NVTabular
NVTabular copied to clipboard
[BUG] `LambdaOp` breaks the graph
Describe the bug
In the following example, LambdaOp breaks the ability to create graphs.

Steps/Code to reproduce bug
import nvtabular as nvt
from merlin.core.utils import Distributed
from merlin.models.xgb import XGBoost
from merlin.schema.tags import Tags
import cudf
import numpy as np
products = cudf.DataFrame(
data={'product_id': np.arange(10_000),
'price': np.random.rand(10_000) * 10,
})
products = products.sample(frac=1)
train = products[:8000]
valid = products[2000:]
train_ds = nvt.Dataset(train)
valid_ds = nvt.Dataset(valid)
recommended_status = ['price'] >> nvt.ops.LambdaOp(lambda col: (col < 5).astype(float)) \
>> nvt.ops.Rename(name='recommended')
workflow = nvt.Workflow(['price'] + recommended_status)
train_ds = workflow.fit_transform(train_ds)
valid_ds = workflow.transform(valid_ds)
recommended_status .graph
Expected behavior The graph is outputted correctly and there is no error raised.
Environment details (please complete the following information):
nvcr.io/nvstaging/merlin/merlin-tensorflow:22.06
@radekosmulski I tested the following it works for me. I am closing this bug, you can reopen if you need to.

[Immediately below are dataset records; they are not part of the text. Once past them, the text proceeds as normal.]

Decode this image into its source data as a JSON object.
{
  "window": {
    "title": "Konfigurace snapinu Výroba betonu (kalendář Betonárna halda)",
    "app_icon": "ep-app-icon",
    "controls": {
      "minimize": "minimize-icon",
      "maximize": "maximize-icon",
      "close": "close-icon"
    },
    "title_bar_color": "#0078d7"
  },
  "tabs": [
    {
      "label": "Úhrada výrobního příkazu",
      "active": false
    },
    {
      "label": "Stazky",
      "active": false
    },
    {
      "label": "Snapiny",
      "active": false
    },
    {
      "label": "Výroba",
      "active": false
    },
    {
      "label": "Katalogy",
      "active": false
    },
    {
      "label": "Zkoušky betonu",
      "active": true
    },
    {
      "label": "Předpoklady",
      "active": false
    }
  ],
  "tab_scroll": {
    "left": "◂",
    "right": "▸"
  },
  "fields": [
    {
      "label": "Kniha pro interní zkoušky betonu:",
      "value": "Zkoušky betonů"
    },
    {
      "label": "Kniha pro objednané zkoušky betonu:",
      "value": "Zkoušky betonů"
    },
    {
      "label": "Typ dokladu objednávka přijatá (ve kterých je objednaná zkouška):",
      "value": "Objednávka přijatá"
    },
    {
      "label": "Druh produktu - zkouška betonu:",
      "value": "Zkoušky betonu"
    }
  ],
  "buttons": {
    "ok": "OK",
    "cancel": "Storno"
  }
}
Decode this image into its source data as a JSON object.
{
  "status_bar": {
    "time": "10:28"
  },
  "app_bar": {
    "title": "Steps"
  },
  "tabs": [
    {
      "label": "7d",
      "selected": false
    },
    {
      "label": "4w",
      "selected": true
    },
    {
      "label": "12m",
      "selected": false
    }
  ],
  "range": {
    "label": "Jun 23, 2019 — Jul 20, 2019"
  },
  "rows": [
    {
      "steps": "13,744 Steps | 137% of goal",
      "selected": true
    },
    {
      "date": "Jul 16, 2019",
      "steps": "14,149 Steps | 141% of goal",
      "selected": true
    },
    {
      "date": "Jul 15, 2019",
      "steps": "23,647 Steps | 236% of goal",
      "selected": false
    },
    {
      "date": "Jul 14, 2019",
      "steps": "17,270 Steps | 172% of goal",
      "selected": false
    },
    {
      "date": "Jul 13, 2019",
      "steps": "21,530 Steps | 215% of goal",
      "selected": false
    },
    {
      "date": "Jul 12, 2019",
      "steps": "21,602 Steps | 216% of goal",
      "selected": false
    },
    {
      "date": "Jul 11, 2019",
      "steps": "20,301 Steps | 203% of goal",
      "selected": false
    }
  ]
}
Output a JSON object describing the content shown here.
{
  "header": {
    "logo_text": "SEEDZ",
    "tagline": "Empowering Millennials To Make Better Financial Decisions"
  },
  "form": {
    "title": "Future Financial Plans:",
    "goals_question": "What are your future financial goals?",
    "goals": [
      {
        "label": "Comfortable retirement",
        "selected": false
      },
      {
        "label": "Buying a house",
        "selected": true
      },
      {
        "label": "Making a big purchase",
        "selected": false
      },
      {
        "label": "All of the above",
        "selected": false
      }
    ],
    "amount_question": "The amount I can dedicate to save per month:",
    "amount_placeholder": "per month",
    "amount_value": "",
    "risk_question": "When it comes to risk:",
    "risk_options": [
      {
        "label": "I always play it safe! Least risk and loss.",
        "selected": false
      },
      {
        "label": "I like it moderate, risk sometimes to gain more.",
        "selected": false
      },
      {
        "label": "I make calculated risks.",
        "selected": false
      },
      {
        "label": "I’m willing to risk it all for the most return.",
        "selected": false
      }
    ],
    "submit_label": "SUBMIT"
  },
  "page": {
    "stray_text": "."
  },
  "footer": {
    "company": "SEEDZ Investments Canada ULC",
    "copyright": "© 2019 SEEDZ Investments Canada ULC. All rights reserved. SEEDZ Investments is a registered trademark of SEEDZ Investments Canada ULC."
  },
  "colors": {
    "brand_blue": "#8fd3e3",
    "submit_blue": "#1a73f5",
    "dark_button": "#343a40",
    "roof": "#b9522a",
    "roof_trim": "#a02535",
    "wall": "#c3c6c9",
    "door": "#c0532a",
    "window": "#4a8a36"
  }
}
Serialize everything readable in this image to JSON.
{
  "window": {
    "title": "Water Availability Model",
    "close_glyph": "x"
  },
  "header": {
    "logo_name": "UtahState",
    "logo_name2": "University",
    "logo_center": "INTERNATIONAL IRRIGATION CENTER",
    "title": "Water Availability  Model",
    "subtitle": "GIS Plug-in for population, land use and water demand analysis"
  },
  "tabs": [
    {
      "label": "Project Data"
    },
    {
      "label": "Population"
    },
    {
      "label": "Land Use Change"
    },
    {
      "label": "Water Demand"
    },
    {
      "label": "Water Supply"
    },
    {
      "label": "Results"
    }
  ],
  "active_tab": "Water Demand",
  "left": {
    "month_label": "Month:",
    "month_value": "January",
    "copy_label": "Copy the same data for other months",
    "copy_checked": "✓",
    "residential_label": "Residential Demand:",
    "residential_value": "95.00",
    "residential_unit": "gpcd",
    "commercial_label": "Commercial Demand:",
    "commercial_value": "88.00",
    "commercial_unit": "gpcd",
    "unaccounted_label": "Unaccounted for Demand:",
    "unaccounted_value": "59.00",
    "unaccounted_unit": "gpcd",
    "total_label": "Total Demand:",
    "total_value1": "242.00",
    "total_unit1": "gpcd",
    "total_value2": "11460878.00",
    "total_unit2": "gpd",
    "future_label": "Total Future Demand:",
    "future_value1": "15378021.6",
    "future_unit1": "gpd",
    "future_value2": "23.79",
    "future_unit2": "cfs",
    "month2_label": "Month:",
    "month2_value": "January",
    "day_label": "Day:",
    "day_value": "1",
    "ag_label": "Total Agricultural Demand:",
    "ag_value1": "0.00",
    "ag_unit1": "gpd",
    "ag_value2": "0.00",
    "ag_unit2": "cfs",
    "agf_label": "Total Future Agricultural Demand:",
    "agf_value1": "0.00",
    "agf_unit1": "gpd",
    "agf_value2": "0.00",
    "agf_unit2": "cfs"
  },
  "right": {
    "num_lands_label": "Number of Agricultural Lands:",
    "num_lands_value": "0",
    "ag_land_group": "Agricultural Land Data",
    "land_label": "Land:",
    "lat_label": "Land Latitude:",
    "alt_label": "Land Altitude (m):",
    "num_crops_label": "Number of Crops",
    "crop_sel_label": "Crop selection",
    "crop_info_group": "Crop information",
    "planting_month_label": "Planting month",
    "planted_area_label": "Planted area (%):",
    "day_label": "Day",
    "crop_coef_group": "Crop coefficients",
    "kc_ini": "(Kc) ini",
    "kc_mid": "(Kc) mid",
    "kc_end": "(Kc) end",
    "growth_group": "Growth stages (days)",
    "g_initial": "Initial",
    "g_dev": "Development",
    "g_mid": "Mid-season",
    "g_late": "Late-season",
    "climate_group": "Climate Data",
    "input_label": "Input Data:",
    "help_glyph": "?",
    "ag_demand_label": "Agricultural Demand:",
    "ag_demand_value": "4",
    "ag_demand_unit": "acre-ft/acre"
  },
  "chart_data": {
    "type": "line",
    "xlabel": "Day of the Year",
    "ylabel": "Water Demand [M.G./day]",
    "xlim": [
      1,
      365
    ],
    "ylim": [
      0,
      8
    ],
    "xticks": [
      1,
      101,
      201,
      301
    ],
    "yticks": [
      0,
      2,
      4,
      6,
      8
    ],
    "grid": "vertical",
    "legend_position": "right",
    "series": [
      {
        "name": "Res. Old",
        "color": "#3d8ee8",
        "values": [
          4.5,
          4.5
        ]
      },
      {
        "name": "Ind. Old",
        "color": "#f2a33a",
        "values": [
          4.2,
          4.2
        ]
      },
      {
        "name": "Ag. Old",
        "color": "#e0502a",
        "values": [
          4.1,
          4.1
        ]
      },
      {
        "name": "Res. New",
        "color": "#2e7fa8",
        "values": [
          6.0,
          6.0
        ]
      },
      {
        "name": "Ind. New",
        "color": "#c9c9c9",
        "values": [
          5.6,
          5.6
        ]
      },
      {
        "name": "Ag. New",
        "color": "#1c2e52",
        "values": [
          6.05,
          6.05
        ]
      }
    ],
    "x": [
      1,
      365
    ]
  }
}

I am using merlin-pytorch:22.07 container.
products = cudf.DataFrame(
data={'product_id': np.arange(10_000),
'price': np.random.rand(10_000) * 10,
})
products = products.sample(frac=1)
train = products[:8000]
valid = products[2000:]
train_ds = nvt.Dataset(train)
valid_ds = nvt.Dataset(valid)
recommended_status = ['price'] >> nvt.ops.LambdaOp(lambda col: (col < 5).astype(float)) >> nvt.ops.Rename(name='recommended')
workflow = nvt.Workflow(['price'] + recommended_status)
train_ds = workflow.fit_transform(train_ds)
valid_ds = workflow.transform(valid_ds)
recommended_status.graph